「なあハルカ。俺と住まねえ?」
部長のお宅は私の家より会社に近かった。駅から5分。立地もいい。
部長は私の荷物を寝室において、私に振り返ると言った。
「引っ越してこいよ。ここで暮らそう」
私はすぐに返事ができなくて。困り果てた顔をした。
「あそこには帰らないほうがいい。何かあってからじゃ遅いぞ」
こんなに親切にして下さって。申し訳ない気がした。
それでも私はまだアキノくんが好きで。
なんでだろう。こんなにお世話になってる部長より、たいして接点のないアキノくんのことを、どうして私は忘れられないのかなあ。
「でも私、部長に何もしてあげられません……」
たくさんの愛にお返しできるものが、私には見つからなかった。
何のお返しもできずに、ずっと親切だけを受け続けるのは、しんどいの。
拷問なんて言ったら失礼だけど。でも、拷問に近くて。
身勝手な考えで、本当に、ごめんなさい。
「そばにいてくれるだけでいいよ」
ああ、この人はやさしすぎるんだ。だからつらいと思った。
アキノくんみたいに、もっとアッサリ扱ってほしいなあ。特別なんて思わずに。
「勝手にやれば」みたいな冷たい扱いを、部長に求めてしまっていた。
こんなに親身になって、心配して下さってるのに。
「本当に……ごめんなさい」
私は今までせき止めていたものがあふれ出すように言った。
「全部差し上げます、好きにしてくださいって言えたらいいんですけど。いろんな感覚や恐怖があって。やっぱり、怖くて……」
ぼろぼろ、ぼろぼろ泣いて、みっともなかった。
遼くんのこと、ずっと怖くて、誰かに頼りたいけど、私はノンセクだし。
付き合ってるって言えるほどのこと、してあげられないから。
どう頼っていいのかわからなかった。誰に、どこまで頼っていいのか。
「気を失うまで飲めば忘れられますかね? 怖さも全部」
「ハア?!」
部長はびっくりしたように目を丸くすると、私の手を取ってソファに座らせてくれた。
冷蔵庫から水を出してきて。コップについで、また私に持たせてくれる。
「お前さ、そんなことで深く悩んでんじゃねーよ。俺は別に性欲の塊ってわけじゃねーんだから」
私の横に座って私にくれたコップから水を一口飲むと、部長はつづけた。
「大体お前、俺らを何だと思ってんだよ。性欲はたしかにあるけど、すべてじゃねーだろ」
私にはそれが一番わからなかった。みんなの性欲の位置づけが、恋愛の中で、どのくらいの比重を占めるのか。

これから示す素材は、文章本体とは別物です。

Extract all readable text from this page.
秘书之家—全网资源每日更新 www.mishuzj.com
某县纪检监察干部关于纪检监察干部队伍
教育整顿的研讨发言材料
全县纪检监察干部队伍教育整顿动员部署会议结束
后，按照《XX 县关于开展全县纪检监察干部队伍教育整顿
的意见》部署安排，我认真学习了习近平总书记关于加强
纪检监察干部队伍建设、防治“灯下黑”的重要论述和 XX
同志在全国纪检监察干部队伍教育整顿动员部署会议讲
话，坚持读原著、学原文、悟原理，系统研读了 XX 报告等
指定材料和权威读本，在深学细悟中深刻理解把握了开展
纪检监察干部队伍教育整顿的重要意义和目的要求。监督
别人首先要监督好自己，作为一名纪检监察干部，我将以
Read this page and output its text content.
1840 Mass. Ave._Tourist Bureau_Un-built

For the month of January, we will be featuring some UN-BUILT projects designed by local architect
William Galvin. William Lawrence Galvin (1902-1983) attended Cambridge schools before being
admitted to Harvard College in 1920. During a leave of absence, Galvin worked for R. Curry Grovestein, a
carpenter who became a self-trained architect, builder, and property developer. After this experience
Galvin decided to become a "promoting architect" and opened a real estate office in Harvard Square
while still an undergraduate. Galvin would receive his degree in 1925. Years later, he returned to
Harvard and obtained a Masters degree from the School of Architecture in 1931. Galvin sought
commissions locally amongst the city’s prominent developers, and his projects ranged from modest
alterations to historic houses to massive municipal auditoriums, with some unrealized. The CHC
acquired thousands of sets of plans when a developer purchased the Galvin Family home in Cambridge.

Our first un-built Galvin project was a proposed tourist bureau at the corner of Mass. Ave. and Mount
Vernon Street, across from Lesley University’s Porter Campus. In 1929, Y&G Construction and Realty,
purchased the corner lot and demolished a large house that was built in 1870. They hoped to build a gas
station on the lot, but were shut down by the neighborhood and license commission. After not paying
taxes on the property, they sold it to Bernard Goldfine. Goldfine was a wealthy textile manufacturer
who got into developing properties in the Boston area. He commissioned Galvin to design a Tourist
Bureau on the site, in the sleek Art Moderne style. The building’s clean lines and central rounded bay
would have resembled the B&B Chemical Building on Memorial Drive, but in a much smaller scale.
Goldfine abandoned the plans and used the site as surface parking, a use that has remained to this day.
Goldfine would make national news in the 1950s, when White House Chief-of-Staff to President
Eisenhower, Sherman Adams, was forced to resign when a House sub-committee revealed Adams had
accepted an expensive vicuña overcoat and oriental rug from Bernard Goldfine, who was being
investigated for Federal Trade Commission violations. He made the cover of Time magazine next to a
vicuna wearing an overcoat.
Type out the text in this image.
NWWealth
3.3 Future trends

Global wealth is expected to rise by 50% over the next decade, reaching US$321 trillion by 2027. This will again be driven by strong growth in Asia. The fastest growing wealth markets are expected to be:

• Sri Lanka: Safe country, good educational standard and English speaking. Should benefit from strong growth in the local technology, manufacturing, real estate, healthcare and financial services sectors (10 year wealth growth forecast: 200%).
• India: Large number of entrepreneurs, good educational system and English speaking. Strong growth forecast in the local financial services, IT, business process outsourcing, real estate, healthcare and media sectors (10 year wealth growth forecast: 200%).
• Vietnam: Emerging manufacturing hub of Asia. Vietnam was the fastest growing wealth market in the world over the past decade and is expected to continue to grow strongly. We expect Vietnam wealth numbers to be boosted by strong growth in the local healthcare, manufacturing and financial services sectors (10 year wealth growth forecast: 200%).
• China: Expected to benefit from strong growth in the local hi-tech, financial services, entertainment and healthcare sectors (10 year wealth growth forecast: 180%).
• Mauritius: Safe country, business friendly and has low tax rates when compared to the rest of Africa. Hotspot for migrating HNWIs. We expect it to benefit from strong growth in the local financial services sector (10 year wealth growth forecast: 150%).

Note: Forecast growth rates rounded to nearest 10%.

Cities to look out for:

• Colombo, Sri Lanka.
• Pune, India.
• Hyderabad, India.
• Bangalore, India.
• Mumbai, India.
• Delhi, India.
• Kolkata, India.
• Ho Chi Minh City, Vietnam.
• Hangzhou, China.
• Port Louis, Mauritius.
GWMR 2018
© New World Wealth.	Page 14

「お前がしてほしけりゃするし、嫌ならしねーよ。そんだけ」
紳士だなあと思った。いいひとなんだ。でも、それが怖くて。無理させてる気がして。
だって私には「してほしいとき」がないんだもの……。
まったくできないなんて、男の人は我慢できずに怒ってしまうだろうと思った。
遼くんだって、最初はこう思ってくれてたけど。待ちきれなくて、今怒ってるんだろうから。
「そりゃ、本音を言えばしたいよ。好きなんだから。でもお前を失いたくないんだ。お前との関係を壊してまで、やりたくはない」
部長は私に寄り添うように座り直すと、ネクタイを緩めて私を見た。
「お前にはずっとそばにいてほしいんだよ」
すっと抱きしめてくれるから、胸がいっぱいになった。
ああ、私は部長が好きなんだ。でも、お父さんに似た好きかもしれない。
抱かれたことがないからわからない。性欲を伴う愛の形が。
「ずっとそばにいますよ。部下なんですから」
抱きしめられながら答えて。こんなに愛されて幸せだと思った。
アキノくんは私の太陽みたいなもので、アキノくんへの憧れは、いつまでも、永遠に揺るがないんだけど。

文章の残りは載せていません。